Entre les fils doux et légers, les fibres musicales que tissent les claviéristes Philip Daniel et Jacob Pavek, le calme s’impose, propice au repos et à la contemplation. Pourtant, le périple intérieur que nous offre BLOMMA sera parcouru de sursauts, de virages, de détours. Sous ses aspects délicats de loops répétés à l’infini et montant lentement en intensité, l’opus révèle, sans que l’on s’y attende, de véritables moments de grâce, quand les sons s’amplifient, percent dans les aigus et accélèrent le pas. Une mise en scène idéale, confortablement assise entre la méditation et la révélation, entre les teintes pastel et les éclairs d’un orage lointain.

Les neuf compositions qui constituent le disque conservent ce petit quelque chose d’organique, de naturaliste ; un contact immédiat et transcendant avec quelques gouttes de rosée (« Neon »), l’orage s’approchant et purifiant l’atmosphère (sublime montée en puissance de « Morrow »), le soleil traversant de discrets nuages, lors d’un été florissant et reposant (« August »). Ici, le piano et les synthétiseurs ne servent pas seulement à arranger des harmonies mises en place afin d’embellir une thématique simplement ambient ; au contraire, ils esquissent des formes pouvant aussi bien s’extraire du subconscient que de l’intellect. Un mélange savant et sensitif de danses célestes, balançant d’un côté et de l’autre selon les désirs de notre imaginaire et de notre ressenti (« Mountains »). Et que dire de l’ultime joyau qu’est « Finale », dont les cordes nous prennent aux tripes et nous font chavirer, toute résistance demeurant inutile ? Quelques applaudissements, la fin d’une période suspendue, sereine.

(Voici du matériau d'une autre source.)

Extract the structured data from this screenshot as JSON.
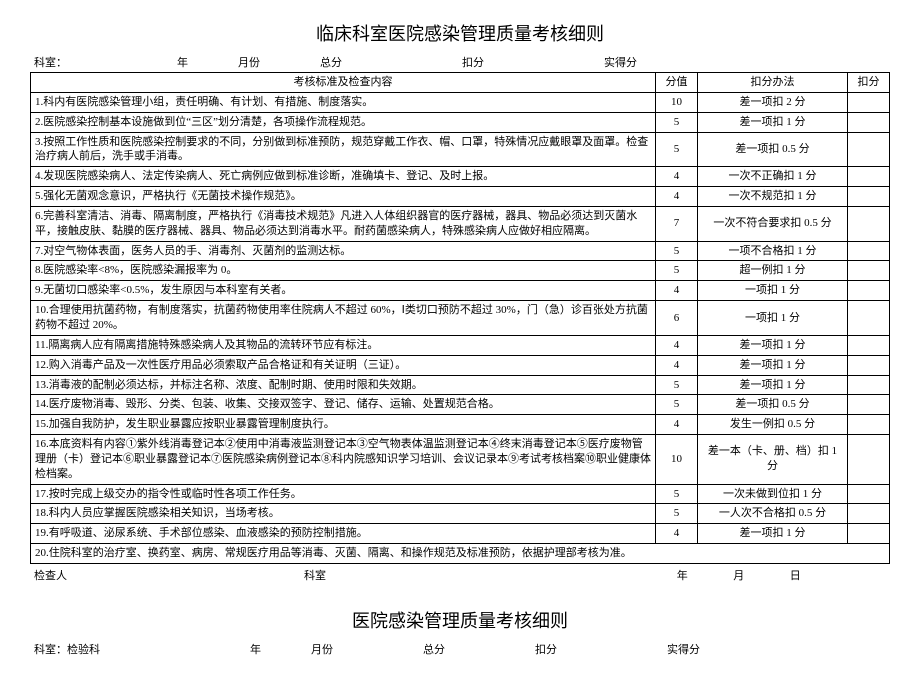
{
  "doc1": {
    "title": "临床科室医院感染管理质量考核细则",
    "header": {
      "dept_label": "科室：",
      "year_label": "年",
      "month_label": "月份",
      "total_label": "总分",
      "deduct_label": "扣分",
      "actual_label": "实得分"
    },
    "columns": {
      "content": "考核标准及检查内容",
      "score": "分值",
      "method": "扣分办法",
      "deduct": "扣分"
    },
    "rows": [
      {
        "content": "1.科内有医院感染管理小组，责任明确、有计划、有措施、制度落实。",
        "score": "10",
        "method": "差一项扣 2 分"
      },
      {
        "content": "2.医院感染控制基本设施做到位“三区”划分清楚，各项操作流程规范。",
        "score": "5",
        "method": "差一项扣 1 分"
      },
      {
        "content": "3.按照工作性质和医院感染控制要求的不同，分别做到标准预防，规范穿戴工作衣、帽、口罩，特殊情况应戴眼罩及面罩。检查治疗病人前后，洗手或手消毒。",
        "score": "5",
        "method": "差一项扣 0.5 分"
      },
      {
        "content": "4.发现医院感染病人、法定传染病人、死亡病例应做到标准诊断，准确填卡、登记、及时上报。",
        "score": "4",
        "method": "一次不正确扣 1 分"
      },
      {
        "content": "5.强化无菌观念意识，严格执行《无菌技术操作规范》。",
        "score": "4",
        "method": "一次不规范扣 1 分"
      },
      {
        "content": "6.完善科室清洁、消毒、隔离制度，严格执行《消毒技术规范》凡进入人体组织器官的医疗器械，器具、物品必须达到灭菌水平，接触皮肤、黏膜的医疗器械、器具、物品必须达到消毒水平。耐药菌感染病人，特殊感染病人应做好相应隔离。",
        "score": "7",
        "method": "一次不符合要求扣 0.5 分"
      },
      {
        "content": "7.对空气物体表面，医务人员的手、消毒剂、灭菌剂的监测达标。",
        "score": "5",
        "method": "一项不合格扣 1 分"
      },
      {
        "content": "8.医院感染率<8%，医院感染漏报率为 0。",
        "score": "5",
        "method": "超一例扣 1 分"
      },
      {
        "content": "9.无菌切口感染率<0.5%，发生原因与本科室有关者。",
        "score": "4",
        "method": "一项扣 1 分"
      },
      {
        "content": "10.合理使用抗菌药物，有制度落实，抗菌药物使用率住院病人不超过 60%，Ⅰ类切口预防不超过 30%，门（急）诊百张处方抗菌药物不超过 20%。",
        "score": "6",
        "method": "一项扣 1 分"
      },
      {
        "content": "11.隔离病人应有隔离措施特殊感染病人及其物品的流转环节应有标注。",
        "score": "4",
        "method": "差一项扣 1 分"
      },
      {
        "content": "12.购入消毒产品及一次性医疗用品必须索取产品合格证和有关证明（三证）。",
        "score": "4",
        "method": "差一项扣 1 分"
      },
      {
        "content": "13.消毒液的配制必须达标，并标注名称、浓度、配制时期、使用时限和失效期。",
        "score": "5",
        "method": "差一项扣 1 分"
      },
      {
        "content": "14.医疗废物消毒、毁形、分类、包装、收集、交接双签字、登记、储存、运输、处置规范合格。",
        "score": "5",
        "method": "差一项扣 0.5 分"
      },
      {
        "content": "15.加强自我防护，发生职业暴露应按职业暴露管理制度执行。",
        "score": "4",
        "method": "发生一例扣 0.5 分"
      },
      {
        "content": "16.本底资料有内容①紫外线消毒登记本②使用中消毒液监测登记本③空气物表体温监测登记本④终末消毒登记本⑤医疗废物管理册（卡）登记本⑥职业暴露登记本⑦医院感染病例登记本⑧科内院感知识学习培训、会议记录本⑨考试考核档案⑩职业健康体检档案。",
        "score": "10",
        "method": "差一本（卡、册、档）扣 1 分"
      },
      {
        "content": "17.按时完成上级交办的指令性或临时性各项工作任务。",
        "score": "5",
        "method": "一次未做到位扣 1 分"
      },
      {
        "content": "18.科内人员应掌握医院感染相关知识，当场考核。",
        "score": "5",
        "method": "一人次不合格扣 0.5 分"
      },
      {
        "content": "19.有呼吸道、泌尿系统、手术部位感染、血液感染的预防控制措施。",
        "score": "4",
        "method": "差一项扣 1 分"
      },
      {
        "content": "20.住院科室的治疗室、换药室、病房、常规医疗用品等消毒、灭菌、隔离、和操作规范及标准预防，依据护理部考核为准。",
        "score": "",
        "method": "",
        "fullspan": true
      }
    ],
    "footer": {
      "checker": "检查人",
      "dept": "科室",
      "date_y": "年",
      "date_m": "月",
      "date_d": "日"
    }
  },
  "doc2": {
    "title": "医院感染管理质量考核细则",
    "header": {
      "dept_label": "科室：检验科",
      "year_label": "年",
      "month_label": "月份",
      "total_label": "总分",
      "deduct_label": "扣分",
      "actual_label": "实得分"
    }
  },
  "style": {
    "text_color": "#000000",
    "bg_color": "#ffffff",
    "border_color": "#000000",
    "title_fontsize": 18,
    "body_fontsize": 11,
    "col_widths": {
      "score": 42,
      "method": 150,
      "deduct": 42
    }
  }
}
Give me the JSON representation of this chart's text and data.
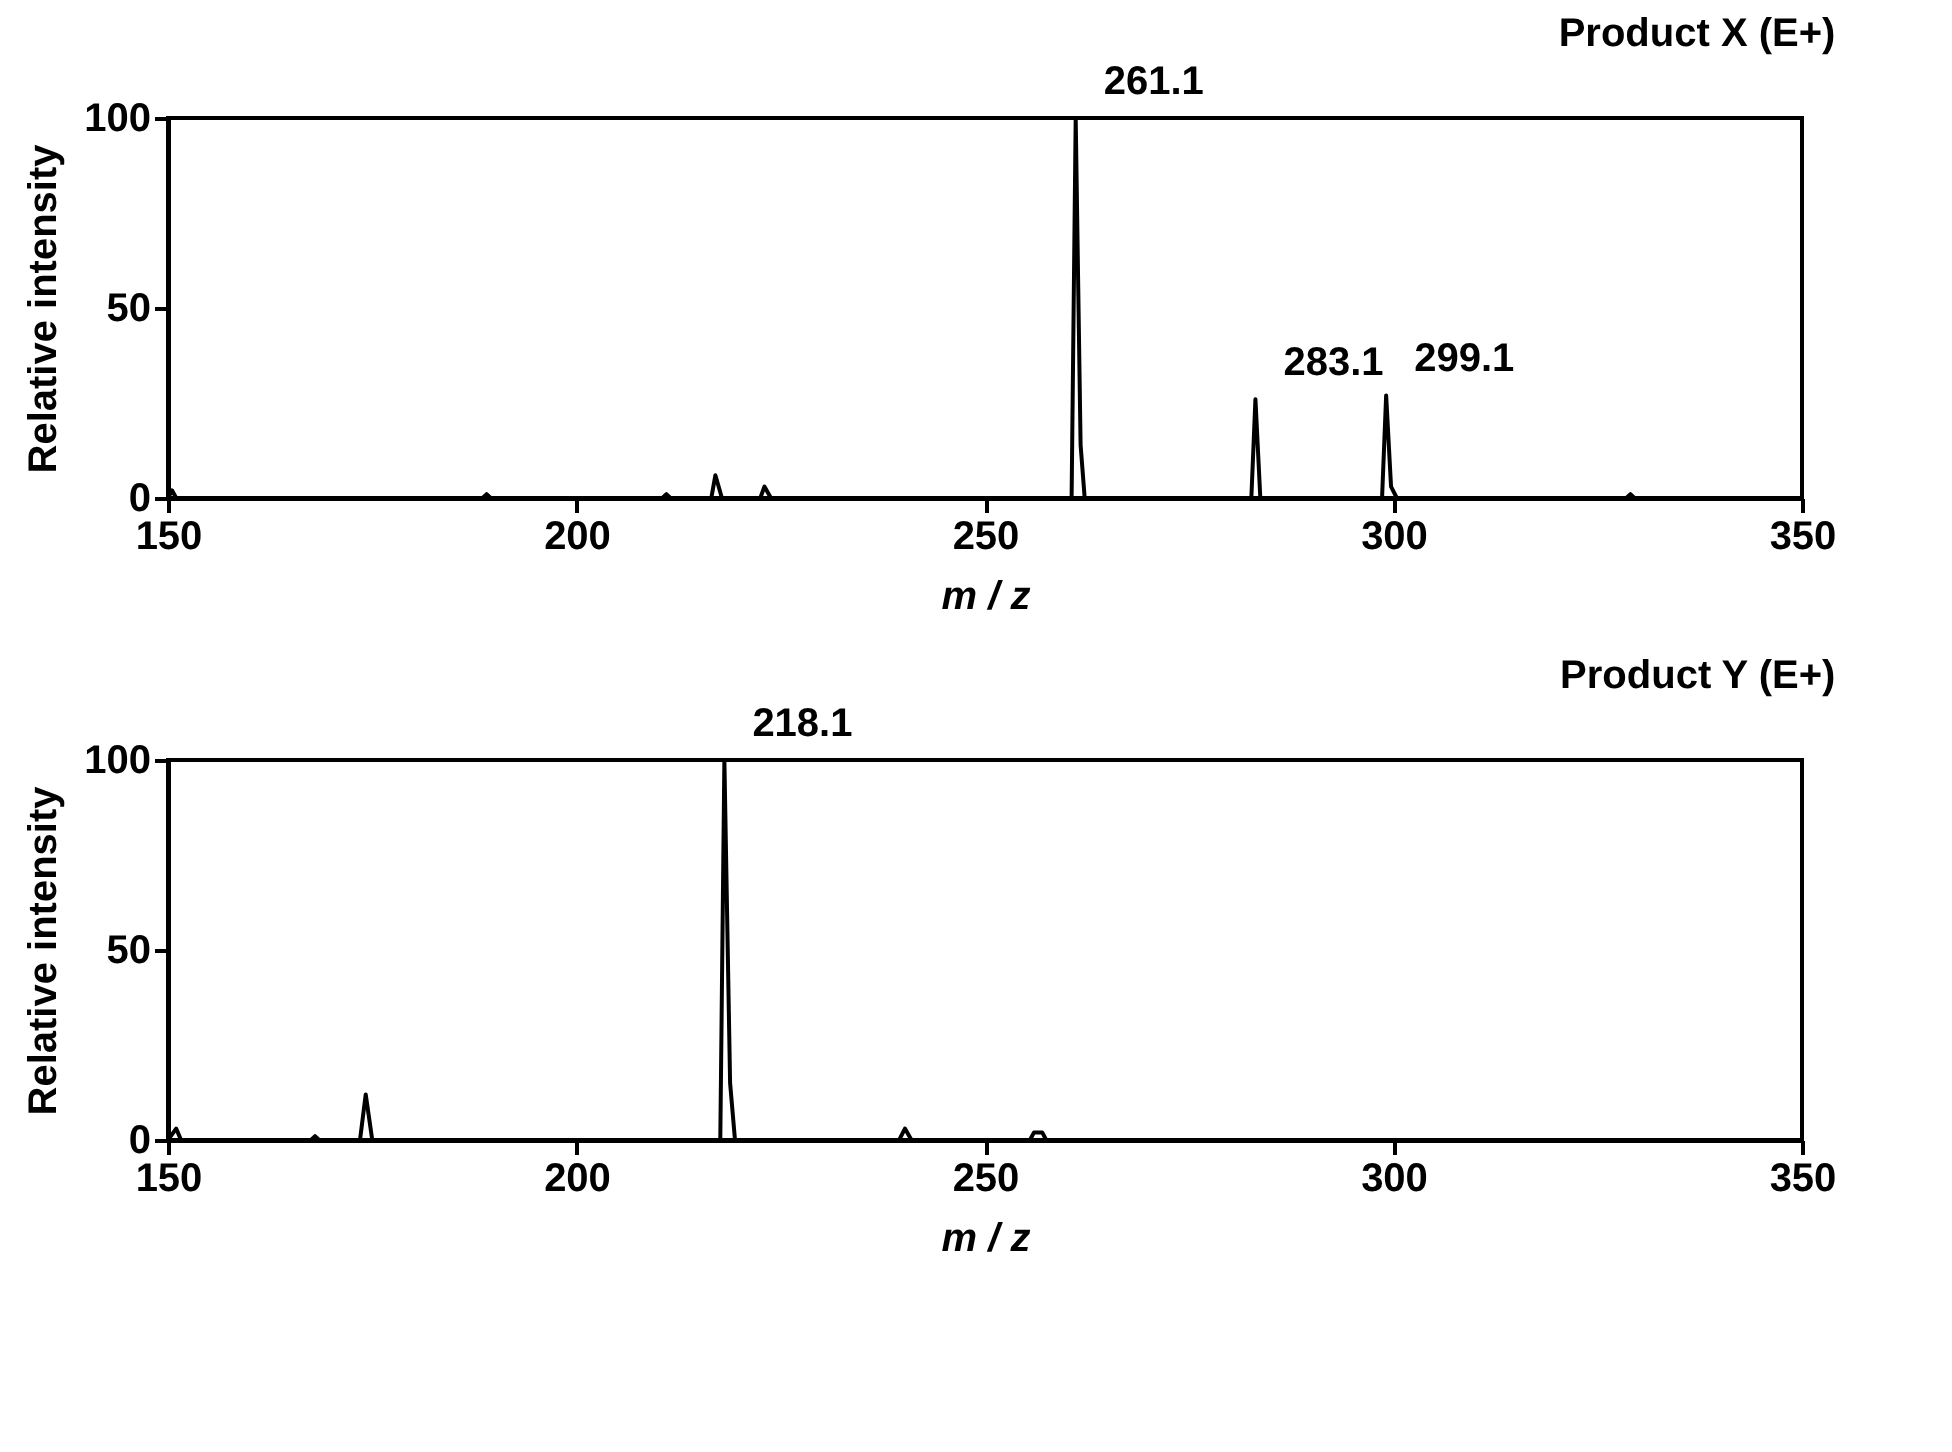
{
  "chart_data": [
    {
      "type": "line",
      "title": "Product X (E+)",
      "xlabel": "m / z",
      "ylabel": "Relative intensity",
      "xlim": [
        150,
        350
      ],
      "xticks": [
        150,
        200,
        250,
        300,
        350
      ],
      "ylim": [
        0,
        100
      ],
      "yticks": [
        0,
        50,
        100
      ],
      "grid": false,
      "marker": "none",
      "annotations": [
        {
          "text": "261.1",
          "x": 261.1,
          "y": 100
        },
        {
          "text": "283.1",
          "x": 283.1,
          "y": 26
        },
        {
          "text": "299.1",
          "x": 299.1,
          "y": 27
        }
      ],
      "series": [
        {
          "color": "#000000",
          "x": [
            150,
            150.5,
            151,
            188.5,
            189,
            189.5,
            210.5,
            211,
            211.5,
            216.5,
            217,
            217.8,
            222.5,
            223,
            223.8,
            260.6,
            261.1,
            261.7,
            262.2,
            282.6,
            283.1,
            283.7,
            298.6,
            299.1,
            299.7,
            300.4,
            328.5,
            329,
            329.5,
            350
          ],
          "values": [
            0,
            2,
            0,
            0,
            1,
            0,
            0,
            1,
            0,
            0,
            6,
            0,
            0,
            3,
            0,
            0,
            100,
            14,
            0,
            0,
            26,
            0,
            0,
            27,
            3,
            0,
            0,
            1,
            0,
            0
          ]
        }
      ]
    },
    {
      "type": "line",
      "title": "Product Y (E+)",
      "xlabel": "m / z",
      "ylabel": "Relative intensity",
      "xlim": [
        150,
        350
      ],
      "xticks": [
        150,
        200,
        250,
        300,
        350
      ],
      "ylim": [
        0,
        100
      ],
      "yticks": [
        0,
        50,
        100
      ],
      "grid": false,
      "marker": "none",
      "annotations": [
        {
          "text": "218.1",
          "x": 218.1,
          "y": 100
        }
      ],
      "series": [
        {
          "color": "#000000",
          "x": [
            150,
            151,
            151.6,
            167.5,
            168,
            168.5,
            173.5,
            174.2,
            175,
            217.6,
            218.1,
            218.8,
            219.4,
            239.5,
            240.2,
            241,
            255.5,
            256,
            257,
            257.5,
            350
          ],
          "values": [
            0,
            3,
            0,
            0,
            1,
            0,
            0,
            12,
            0,
            0,
            100,
            15,
            0,
            0,
            3,
            0,
            0,
            2,
            2,
            0,
            0
          ]
        }
      ]
    }
  ]
}
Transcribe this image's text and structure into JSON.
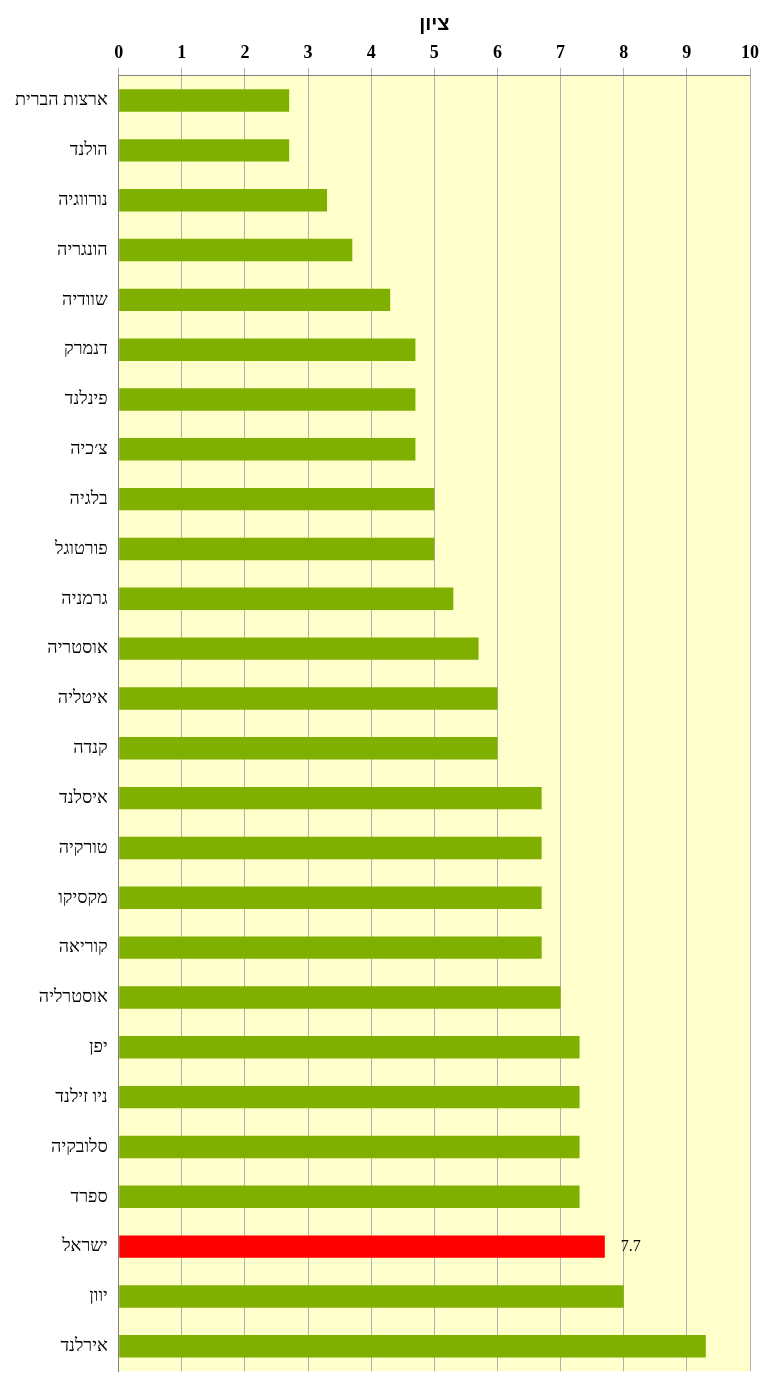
{
  "chart_data": {
    "type": "bar",
    "orientation": "horizontal",
    "xlabel": "ציון",
    "categories": [
      "ארצות הברית",
      "הולנד",
      "נורווגיה",
      "הונגריה",
      "שוודיה",
      "דנמרק",
      "פינלנד",
      "צ׳כיה",
      "בלגיה",
      "פורטוגל",
      "גרמניה",
      "אוסטריה",
      "איטליה",
      "קנדה",
      "איסלנד",
      "טורקיה",
      "מקסיקו",
      "קוריאה",
      "אוסטרליה",
      "יפן",
      "ניו זילנד",
      "סלובקיה",
      "ספרד",
      "ישראל",
      "יוון",
      "אירלנד"
    ],
    "values": [
      2.7,
      2.7,
      3.3,
      3.7,
      4.3,
      4.7,
      4.7,
      4.7,
      5.0,
      5.0,
      5.3,
      5.7,
      6.0,
      6.0,
      6.7,
      6.7,
      6.7,
      6.7,
      7.0,
      7.3,
      7.3,
      7.3,
      7.3,
      7.7,
      8.0,
      9.3
    ],
    "colors": [
      "#7fb000",
      "#7fb000",
      "#7fb000",
      "#7fb000",
      "#7fb000",
      "#7fb000",
      "#7fb000",
      "#7fb000",
      "#7fb000",
      "#7fb000",
      "#7fb000",
      "#7fb000",
      "#7fb000",
      "#7fb000",
      "#7fb000",
      "#7fb000",
      "#7fb000",
      "#7fb000",
      "#7fb000",
      "#7fb000",
      "#7fb000",
      "#7fb000",
      "#7fb000",
      "#ff0000",
      "#7fb000",
      "#7fb000"
    ],
    "value_labels": [
      null,
      null,
      null,
      null,
      null,
      null,
      null,
      null,
      null,
      null,
      null,
      null,
      null,
      null,
      null,
      null,
      null,
      null,
      null,
      null,
      null,
      null,
      null,
      "7.7",
      null,
      null
    ],
    "xlim": [
      0,
      10
    ],
    "xticks": [
      0,
      1,
      2,
      3,
      4,
      5,
      6,
      7,
      8,
      9,
      10
    ],
    "grid": "x",
    "legend": false
  }
}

Une rencontre forgée par le destin et qui, si elle n’avait pas eu lieu, nous aurait cruellement manqué. La symbiose de deux compositeurs amenés à représenter, dans les années à venir, la beauté d’un nouveau langage, fruit des guérisons de nos essences hypersensibles.

BLOMMA de BLOMMA, sorti le 28 février 2020 chez Moderna Records.